Say what you will about Cousin Blaze’s ludicrous yet omnipresent cowboy outfits, but at least they make it possible to differentiate him from every other same-general-age-as-the-A3G-girls-whatever-that’s-supposed-to-be-exactly dude in the strip. Despite the fact that Blaze is identified in the first panel narration box, the comic is so dependent on the western wear to mark him out out that here we get his casual indoor cowboy look — no hat or jacket, but still the shirt and bolo tie, plus hair that looks like he was wearing a cowboy hat mere moments ago. I love the little arrow things on his shirt; I know it’s a feeble attempt to represent cowboy stylings, but in panel three in particular it looks like it’s just pointing at his bolo tie, as if to say, “Can you believe he’s wearing this thing? I know!

Archie, 1/9/08

I suppose I should be bothered by the entire headache-inducing ill-drawn cubist nightmare in the third panel of this strip, but it’s Archie, so I can’t get too worked up. For some reason I can’t really stop thinking about the guitar, though. Why is it there? Is it Archie’s? Did he bring it over to serenade Veronica, to accompany the presentation of his tiny and oddly nonspecified gift, and then just lose interest when he was distracted by the Car Channel? And what’s all that stuff around the guitar neck — broken and tangled guitar strings, or a plant of some sort growing directly out of the wall of stately Lodge Manor?

Mark Trail, 1/9/08

[Cue the sitcom-style mute horn]: Wanh wanh waaaaaannnnnnhhhh

I mean, I’m glad and all that wacky radiology lab mixups are saving people’s lives rather than cruelly snuffing them out as in Funky Winkerbean, but come the hell on.
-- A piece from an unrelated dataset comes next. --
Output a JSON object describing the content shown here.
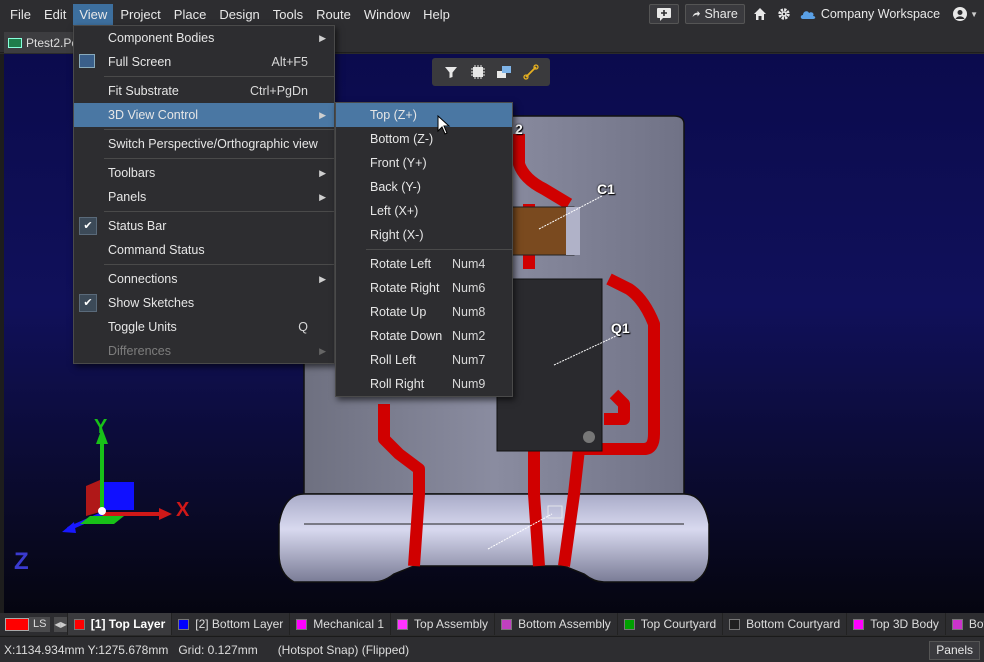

It would be one thing if Luke Wilson’s X-rays had been mixed up with those of, say, Hollywood actor Luke Wilson, but do doctors really take a casual look at X-rays and say, “Whoops, looks like he isn’t terminal after all. Ha ha! I guess I was looking at it upside down! I don’t even think that’s a tumor — it’s probably his hypothalamus or some other whatsit. Maybe I should call him, right after I get back from golf.”

Family Circus, 1/9/08

Notice that in mom’s little fantasy, Billy is the only one praying. Is it because she believes that the Keane Kompound is the last bastion of piety in a fallen world of secular humanism? Or does she just know that Billy’s the dumbest kid in his class?